Kısaca; 7242 sayılı Yasa ile İnfaz Kanunu’nun 89 ve Yönetmeliğin 16. maddesindeki “iyi hal kriterlerine” ilişkin yapılan değişiklikler açıkça müvekkilin aleyhinedir. Bu nedenle, bu değişikliklerin yürürlüğe girdiği 01.01.2021 tarihinden önce işlenen suçlarla ilgili verilecek koşullu salıverilme kararlarına esas alınacak iyi hal raporlarında kullanılabilmesi mümkün değildir ve müvekkile isnat edilen suç tarihi de 01.01.2021’den öncesidir. Bu nedenle, iyi hal raporunun, değişiklik öncesi metinlerdeki kriterlere göre düzenlenmesi gerekir. Yani, 7242 sayılı Yasa ile İnfaz Kanunu’nun 89 ve Yönetmeliğin 16. maddesine eklenen yeni kriterler ancak 01.01.2021’den sonra işlenen suçlardaki koşullu salıverilme kararlarında değerlendirmeye esas alınacağından, yeni düzenlemenin müvekkil hakkında uygulanması ve iyi hal raporunun yeni düzenlemeye göre tanzimi mümkün değildir.

Ayrıca, TCK’nın 7. maddesinin 1.fıkrasının son cümlesinde; “geçmişe yürüme yasağına aykırı” olarak verilen kararların “kanuni neticelerin kendiliğinden kalkacağı” belirtilmiştir. Şartla tahliye müessesesi de aynı ilkeye tabi olduğundan, geçmişe yürüme yasağına aykırı olarak yapılan iyi hal değerlendirmeleri, düzenlenen iyi hal raporları veya verilen kararlar (şartla tahliyenin reddi veya geri alınması) açısından TCK’nın m.7/1-son cümlesindeki “kanuni neticeleri kendiliğinden kalkar” hükmü uygulanmak zorundadır.

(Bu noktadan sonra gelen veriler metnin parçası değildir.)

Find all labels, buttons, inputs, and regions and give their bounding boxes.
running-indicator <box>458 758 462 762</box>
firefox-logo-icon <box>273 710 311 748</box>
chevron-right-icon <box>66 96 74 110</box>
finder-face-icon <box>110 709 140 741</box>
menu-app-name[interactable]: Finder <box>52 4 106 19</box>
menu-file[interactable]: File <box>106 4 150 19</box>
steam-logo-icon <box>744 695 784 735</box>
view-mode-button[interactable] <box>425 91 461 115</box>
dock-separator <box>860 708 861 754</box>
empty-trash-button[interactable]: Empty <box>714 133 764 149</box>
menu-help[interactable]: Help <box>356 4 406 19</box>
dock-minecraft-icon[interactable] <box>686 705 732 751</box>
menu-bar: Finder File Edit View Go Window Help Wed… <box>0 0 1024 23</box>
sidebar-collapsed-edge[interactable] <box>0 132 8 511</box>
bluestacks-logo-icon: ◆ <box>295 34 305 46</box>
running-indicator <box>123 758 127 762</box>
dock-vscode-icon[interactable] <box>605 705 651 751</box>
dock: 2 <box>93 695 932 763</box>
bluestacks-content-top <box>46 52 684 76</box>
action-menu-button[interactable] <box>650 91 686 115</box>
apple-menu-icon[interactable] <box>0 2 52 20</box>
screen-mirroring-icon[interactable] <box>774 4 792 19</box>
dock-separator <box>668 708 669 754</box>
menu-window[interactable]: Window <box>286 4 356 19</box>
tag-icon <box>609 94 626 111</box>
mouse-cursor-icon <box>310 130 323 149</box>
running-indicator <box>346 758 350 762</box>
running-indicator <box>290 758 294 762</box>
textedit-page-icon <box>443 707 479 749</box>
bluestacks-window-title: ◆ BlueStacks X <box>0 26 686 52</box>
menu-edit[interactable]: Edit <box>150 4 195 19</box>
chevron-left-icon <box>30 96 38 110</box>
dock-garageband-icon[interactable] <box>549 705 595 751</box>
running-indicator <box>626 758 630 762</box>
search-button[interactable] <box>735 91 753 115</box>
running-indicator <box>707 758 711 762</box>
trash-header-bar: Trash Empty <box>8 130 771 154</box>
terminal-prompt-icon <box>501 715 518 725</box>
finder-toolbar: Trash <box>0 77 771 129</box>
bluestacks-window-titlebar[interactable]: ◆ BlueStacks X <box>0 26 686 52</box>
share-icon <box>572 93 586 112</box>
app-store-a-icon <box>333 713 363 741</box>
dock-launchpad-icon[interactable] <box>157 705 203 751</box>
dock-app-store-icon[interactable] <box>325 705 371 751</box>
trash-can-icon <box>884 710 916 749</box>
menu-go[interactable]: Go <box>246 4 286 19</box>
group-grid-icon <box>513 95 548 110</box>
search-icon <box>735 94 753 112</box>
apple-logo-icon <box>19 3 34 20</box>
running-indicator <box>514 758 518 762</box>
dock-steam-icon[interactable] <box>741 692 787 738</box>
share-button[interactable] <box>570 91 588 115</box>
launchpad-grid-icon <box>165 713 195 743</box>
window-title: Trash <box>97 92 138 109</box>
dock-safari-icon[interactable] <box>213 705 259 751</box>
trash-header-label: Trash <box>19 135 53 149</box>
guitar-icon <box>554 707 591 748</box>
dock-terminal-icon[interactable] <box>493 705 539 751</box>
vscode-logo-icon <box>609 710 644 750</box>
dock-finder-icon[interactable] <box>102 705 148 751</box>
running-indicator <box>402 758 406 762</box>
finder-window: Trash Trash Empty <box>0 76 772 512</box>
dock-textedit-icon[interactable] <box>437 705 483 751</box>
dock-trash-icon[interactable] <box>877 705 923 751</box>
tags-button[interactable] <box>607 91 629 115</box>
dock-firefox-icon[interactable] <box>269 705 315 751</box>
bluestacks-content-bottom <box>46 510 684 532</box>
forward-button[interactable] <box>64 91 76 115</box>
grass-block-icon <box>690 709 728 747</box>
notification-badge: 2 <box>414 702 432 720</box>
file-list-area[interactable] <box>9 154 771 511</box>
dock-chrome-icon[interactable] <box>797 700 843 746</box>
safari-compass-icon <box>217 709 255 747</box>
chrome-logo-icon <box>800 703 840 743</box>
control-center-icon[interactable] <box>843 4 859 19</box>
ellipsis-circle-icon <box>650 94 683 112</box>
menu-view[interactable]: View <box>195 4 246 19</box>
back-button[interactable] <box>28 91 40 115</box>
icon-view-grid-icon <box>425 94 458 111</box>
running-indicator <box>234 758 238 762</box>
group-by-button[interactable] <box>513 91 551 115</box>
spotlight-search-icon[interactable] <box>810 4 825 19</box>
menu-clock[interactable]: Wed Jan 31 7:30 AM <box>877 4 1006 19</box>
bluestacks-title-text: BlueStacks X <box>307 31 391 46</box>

Yukarıda açıkladığımız nedenlerle, müvekkilin iyi hal raporunun yeni yasa ve yönetmelik hükümlerine göre düzenlenmesi usul ve yasaya aykırı olduğundan, İdare ve Gözlem Kurulunun başvuruya konu kararının kaldırılmasına, müvekkilin lehine olan eski yasa ve yönetmelik hükümlerine göre iyi hal raporunun düzenlenmesine ve bu düzenlemeler gereğince gerekli şartları sağlayan müvekkilin şartla salıverilmesine karar verilmesi arz ve talep olunur. …./…./…

                                                                                    Ad-Soyad(Hükümlü)

                                                                                              Vekili

                                                                                     Av.